Citations de Annie François (150)
Car le lecteur en apnée est imprévisible : un petit baiser dans le cou peut le faire sauter au plafond. C'est un asocial, un solitaire, une sorte d'autiste.
Essayez de l'empêcher de finir son paragraphe : l'être le plus amène s'ensauvage.
Tant qu'un lecteur n'a pas reposé son livre de plein gré, c'est un individu potentiellement dangereux. p.73
Je répugne au marque-page, mais mes livres sont fourrés d’articles, de vieilles lettres, de listes de courses. Saisis au hasard, ils exhalent leurs secrets oubliés.
Je souffre moins de l’effet des cigarettes que des restrictions de ma liberté sous les lois antitabac. Je vois les hygiénistes se frotter les mains. Sinistre triomphe. Rien que pour ça, avec l’imbécillité des impuissants, je ne céderai pas. Pire, l’angoisse m’accule à un surcroît de consommation.
Si on imposait une tête de mort sur les paquets de brunes, ils abandonneraient aussitôt les blondes. Ça tombe sous le sens. Il n’y a que les antitabagistes qui l’ignorent.
Si je n’avais commencé à fumer il y a si longtemps, je ne me risquerais pas aujourd’hui à allumer ma première cigarette. Non par hygiène mais pour me simplifier la vie.
Le fumeur est suffisamment persécuté pour que la Seita n’en rajoute pas. C’est à croire qu’elle cherche à tirer dans son propre but.

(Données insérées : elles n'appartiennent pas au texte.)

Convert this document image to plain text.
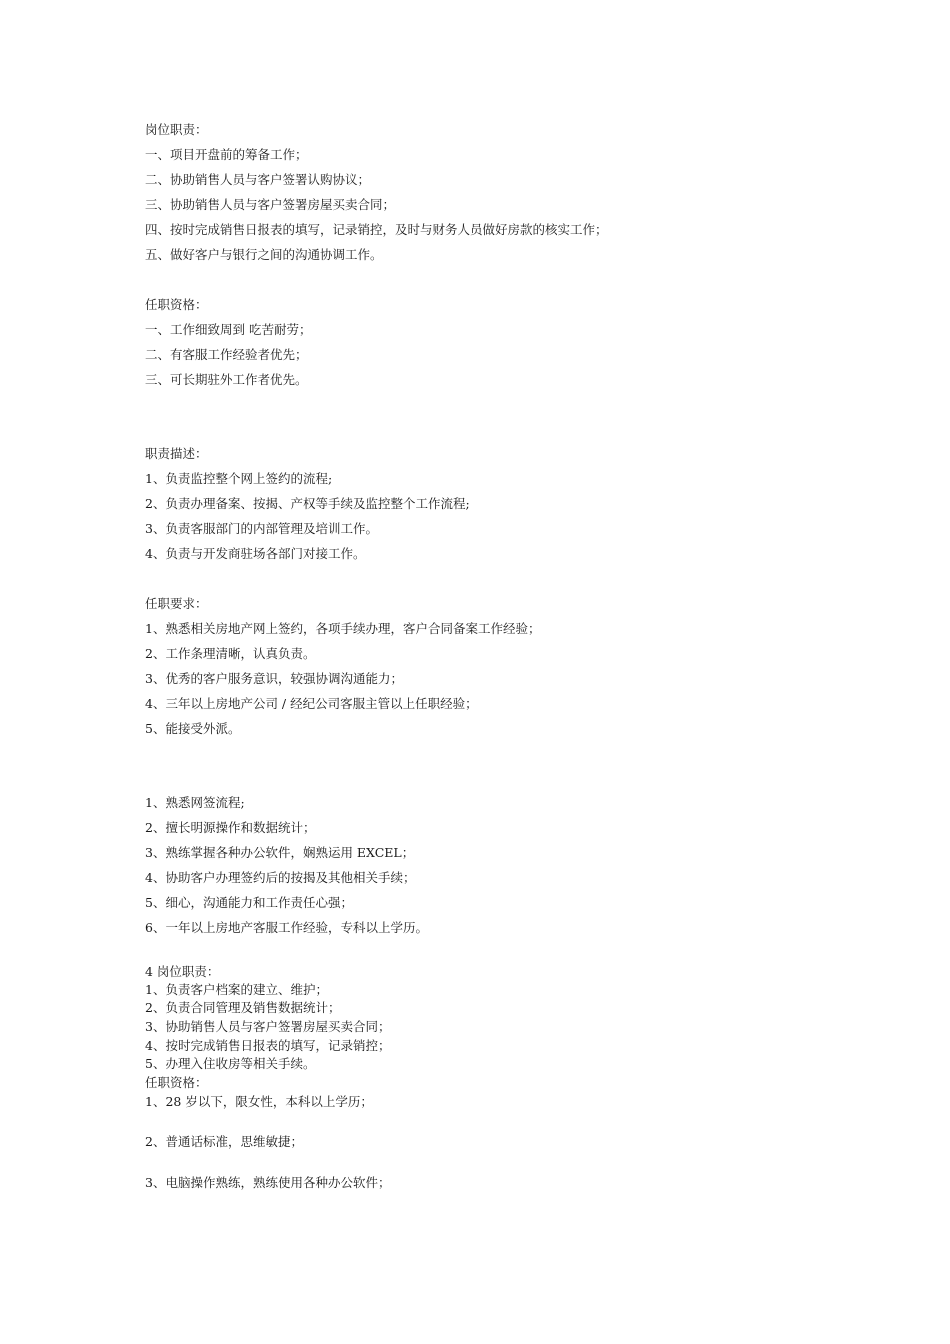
岗位职责：
一、项目开盘前的筹备工作；
二、协助销售人员与客户签署认购协议；
三、协助销售人员与客户签署房屋买卖合同；
四、按时完成销售日报表的填写，记录销控，及时与财务人员做好房款的核实工作；
五、做好客户与银行之间的沟通协调工作。
任职资格：
一、工作细致周到 吃苦耐劳；
二、有客服工作经验者优先；
三、可长期驻外工作者优先。
职责描述：
1、负责监控整个网上签约的流程;
2、负责办理备案、按揭、产权等手续及监控整个工作流程;
3、负责客服部门的内部管理及培训工作。
4、负责与开发商驻场各部门对接工作。
任职要求：
1、熟悉相关房地产网上签约，各项手续办理，客户合同备案工作经验；
2、工作条理清晰，认真负责。
3、优秀的客户服务意识，较强协调沟通能力；
4、三年以上房地产公司 / 经纪公司客服主管以上任职经验；
5、能接受外派。
1、熟悉网签流程;
2、擅长明源操作和数据统计；
3、熟练掌握各种办公软件，娴熟运用 EXCEL；
4、协助客户办理签约后的按揭及其他相关手续；
5、细心，沟通能力和工作责任心强；
6、一年以上房地产客服工作经验，专科以上学历。
4 岗位职责：
1、负责客户档案的建立、维护；
2、负责合同管理及销售数据统计；
3、协助销售人员与客户签署房屋买卖合同；
4、按时完成销售日报表的填写，记录销控；
5、办理入住收房等相关手续。
任职资格：
1、28 岁以下，限女性，本科以上学历；
2、普通话标准，思维敏捷；
3、电脑操作熟练，熟练使用各种办公软件；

Avec « Donne du rhum à ton homme, du miel et du tabac »,on passe du protocole compassionnel des faubourgs au philtre d’amour exotique à usage de la femme de marin : « Tu verras, il aime ça. » On en conclut que l’amour ne suffirait ni à le retenir ni à le faire revenir et que le seul tiercé gagnant, c’est l’alcool, le tabac et le sexe.
L’univers des blondes, des brunes, est bien noir. Et la plus noire chanson est « Du gris », cette complainte de la pute qui dédaigne l’alcool et la drogue au seul profit « du gris que l’on prenddans ses doigts et qu’on roule ». Selon le principe que « le tabac, c’est l’beau d’la souffrance : quand on fume, l’fardeau est moins lourd », elle demande, avant de succomber à un coup de couteau, une dernière bouiffe, sûre que son « âme s’en ira, moins farouche, dans la fumée qui sortira de [sa] bouche ».
Un fumiste peut nous taxer d’une américaine et refuser, fumasse, nos brunes. Ce que ne fera jamais un ado fumeux s’adonnant à la fumette : il préfère l’herbe tout court à l’herbe à Nicot, au perlot, au gris.
J’avais perdu en voulant en faire trop. Le mieux est l’ennemi du bien.
Il m’arrive de détester autant les fumeurs dissimulés que les non-fumeurs rigides.
Le cinéma, comme tout art, reposant sur un ensemble de codes (et sur leur transgression) où tout est signifiant, ce ne serait qu’un élément de plus qui permettrait à chacun de jouer les pythies (longtemps, je n’eus pas ma pareille pour prévoir les grands moments en me fiant à la seule musique de film).
Le fumeur n’est glamour qu’au cinéma et c’est bien pourquoi les ligues antitabac bataillent pour en évacuer la cigarette.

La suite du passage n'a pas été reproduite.